The OGA is now “edging ahead” of regulators in some other North Sea countries in terms of transparency, according to chief information officer Simon James.
He said: “In the old website we had 25,000 hits in a month and it has now gone up to a million hits in a week.
“It tells us that people are interested in accessing data, especially if it is made available in a transparent way which is what was called for in the Wood Report.
“Build it and they will come and they will use it.
“I take part in the North Sea data management forum, which is the Norwegians, the Danes, the Dutch, the Irish and ourselves. We meet twice a year and we have discussions about data management in the North Sea.
“The last time I talked to them in June, the feedback was that we are ahead. We’re starting to edge ahead of the others in some important areas, one of them is reforming our regulation framework of providing data. Secondly, is our desire to open up data and make it as transparent as possible.”
A number of large and small-sized firms in the sector are now looking at big data management techniques in order to find new opportunities in the North Sea.
It is an area where the sector has “lagged behind” others such as aerospace and pharmaceuticals, who have now been offering the OGA insight on their techniques.
The OGA’s vision 2035 is aimed at adding £140billion in gross value added to the sector.
Mr James believes use of data will play a big part in that, with plans for a UK first National Data Repository on track for Q1 next year.
He added: “Potentially quite a lot of that value is going to be realised by the successful use of data, particularly in new ways with new technologies.
“Supply chain has a part in that, academia has a part in that and we’re also seeing different sectors coming in who have been more versed in new technologies and that’s very heartening because we’re getting fresh thinking coming in to deliver value.

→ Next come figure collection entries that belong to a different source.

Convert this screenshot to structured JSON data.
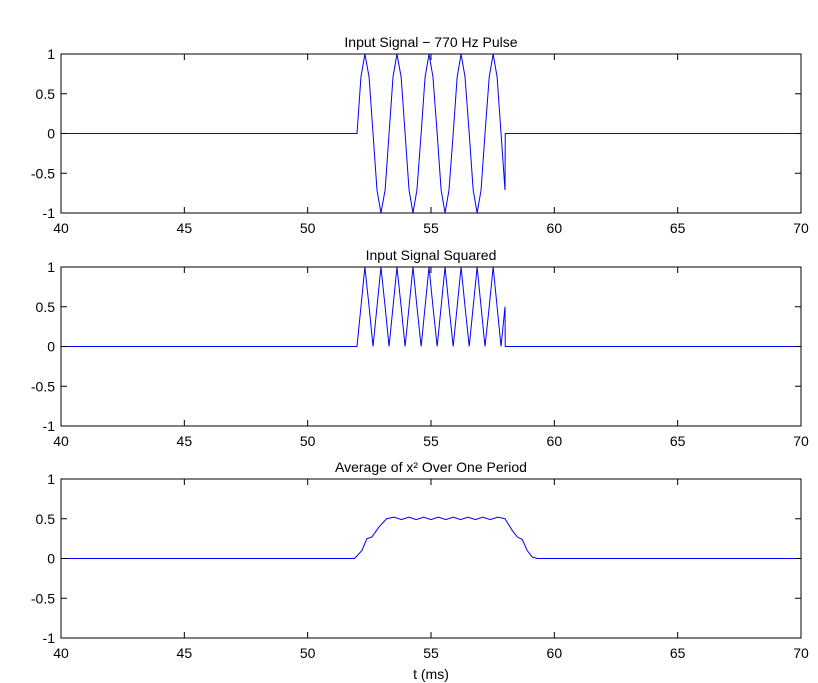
{
  "chart_data": [
    {
      "type": "line",
      "title": "Input Signal − 770 Hz Pulse",
      "x": [
        40,
        52.0,
        52.16,
        52.32,
        52.49,
        52.65,
        52.81,
        52.97,
        53.14,
        53.3,
        53.46,
        53.62,
        53.79,
        53.95,
        54.11,
        54.27,
        54.43,
        54.6,
        54.76,
        54.92,
        55.08,
        55.25,
        55.41,
        55.57,
        55.73,
        55.9,
        56.06,
        56.22,
        56.38,
        56.55,
        56.71,
        56.87,
        57.03,
        57.19,
        57.36,
        57.52,
        57.68,
        57.84,
        58.0,
        58.01,
        70
      ],
      "values": [
        0,
        0,
        0.71,
        1,
        0.71,
        0,
        -0.71,
        -1,
        -0.71,
        0,
        0.71,
        1,
        0.71,
        0,
        -0.71,
        -1,
        -0.71,
        0,
        0.71,
        1,
        0.71,
        0,
        -0.71,
        -1,
        -0.71,
        0,
        0.71,
        1,
        0.71,
        0,
        -0.71,
        -1,
        -0.71,
        0,
        0.71,
        1,
        0.71,
        0,
        -0.71,
        0,
        0
      ],
      "color": "#0000ff",
      "xlim": [
        40,
        70
      ],
      "ylim": [
        -1,
        1
      ],
      "xticks": [
        40,
        45,
        50,
        55,
        60,
        65,
        70
      ],
      "yticks": [
        -1,
        -0.5,
        0,
        0.5,
        1
      ],
      "grid": false
    },
    {
      "type": "line",
      "title": "Input Signal Squared",
      "x": [
        40,
        52.0,
        52.16,
        52.32,
        52.49,
        52.65,
        52.81,
        52.97,
        53.14,
        53.3,
        53.46,
        53.62,
        53.79,
        53.95,
        54.11,
        54.27,
        54.43,
        54.6,
        54.76,
        54.92,
        55.08,
        55.25,
        55.41,
        55.57,
        55.73,
        55.9,
        56.06,
        56.22,
        56.38,
        56.55,
        56.71,
        56.87,
        57.03,
        57.19,
        57.36,
        57.52,
        57.68,
        57.84,
        58.0,
        58.01,
        70
      ],
      "values": [
        0,
        0,
        0.5,
        1,
        0.5,
        0,
        0.5,
        1,
        0.5,
        0,
        0.5,
        1,
        0.5,
        0,
        0.5,
        1,
        0.5,
        0,
        0.5,
        1,
        0.5,
        0,
        0.5,
        1,
        0.5,
        0,
        0.5,
        1,
        0.5,
        0,
        0.5,
        1,
        0.5,
        0,
        0.5,
        1,
        0.5,
        0,
        0.5,
        0,
        0
      ],
      "color": "#0000ff",
      "xlim": [
        40,
        70
      ],
      "ylim": [
        -1,
        1
      ],
      "xticks": [
        40,
        45,
        50,
        55,
        60,
        65,
        70
      ],
      "yticks": [
        -1,
        -0.5,
        0,
        0.5,
        1
      ],
      "grid": false
    },
    {
      "type": "line",
      "title": "Average of x² Over One Period",
      "x_label": "t (ms)",
      "x": [
        40,
        51.9,
        52.2,
        52.4,
        52.6,
        52.9,
        53.2,
        53.5,
        53.8,
        54.1,
        54.4,
        54.7,
        55.0,
        55.3,
        55.6,
        55.9,
        56.2,
        56.5,
        56.8,
        57.1,
        57.4,
        57.7,
        58.0,
        58.3,
        58.5,
        58.7,
        58.9,
        59.1,
        59.3,
        70
      ],
      "values": [
        0,
        0,
        0.1,
        0.25,
        0.27,
        0.4,
        0.5,
        0.52,
        0.49,
        0.52,
        0.49,
        0.52,
        0.49,
        0.52,
        0.49,
        0.52,
        0.49,
        0.52,
        0.49,
        0.52,
        0.49,
        0.52,
        0.5,
        0.35,
        0.27,
        0.24,
        0.1,
        0.02,
        0,
        0
      ],
      "color": "#0000ff",
      "xlim": [
        40,
        70
      ],
      "ylim": [
        -1,
        1
      ],
      "xticks": [
        40,
        45,
        50,
        55,
        60,
        65,
        70
      ],
      "yticks": [
        -1,
        -0.5,
        0,
        0.5,
        1
      ],
      "grid": false
    }
  ]
}
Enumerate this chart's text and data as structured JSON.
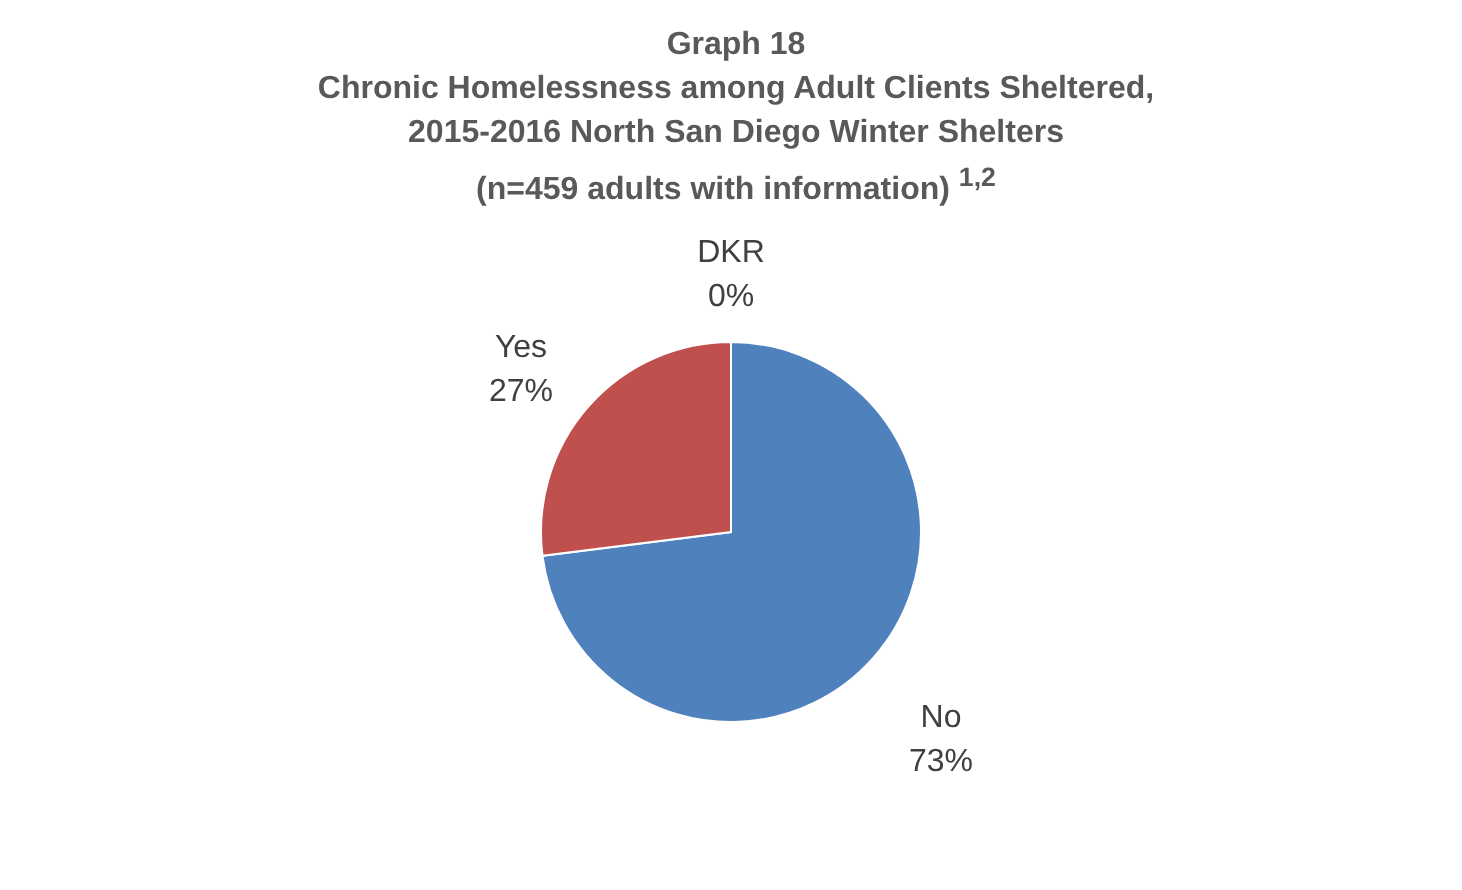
{
  "chart_data": {
    "type": "pie",
    "title": "Graph 18\nChronic Homelessness among Adult Clients Sheltered,\n2015-2016 North San Diego Winter Shelters\n(n=459 adults with information) $^{1,2}$",
    "categories": [
      "No",
      "Yes",
      "DKR"
    ],
    "values": [
      73,
      27,
      0
    ],
    "value_labels": [
      "73%",
      "27%",
      "0%"
    ],
    "colors": [
      "#4f81bd",
      "#c0504d",
      "#9bbb59"
    ]
  }
}
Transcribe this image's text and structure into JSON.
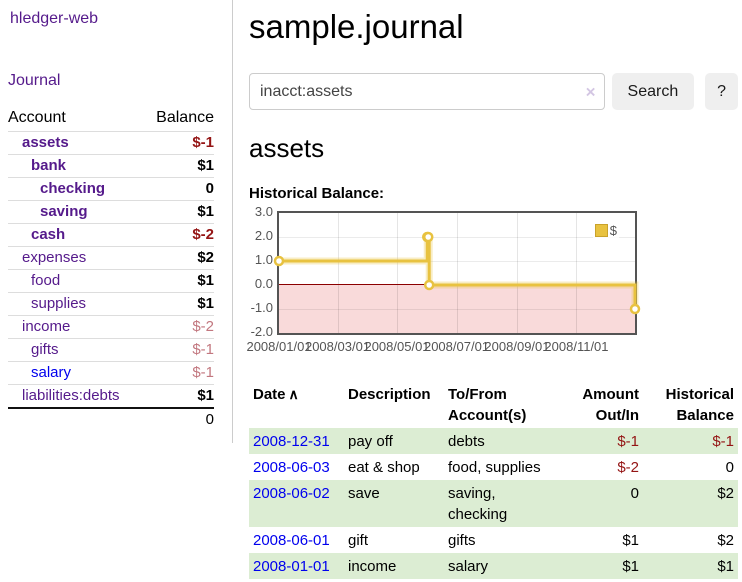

“The consciousness in the industry and in government about how data is important, in terms of it being critical in adding value, has come a long way.
“Everyone is singing off the same hymn sheet and everyone is linked together trying to pursue this to try to add every bit of value we can from our informational data.
“In the past the oil and gas industry has perhaps lagged behind other sectors like aerospace and pharmaceuticals. I think people now begin to realise that if we want to be efficient and smart and do things different, and perhaps with fewer people as well, we have to exploit this data in a completely different way.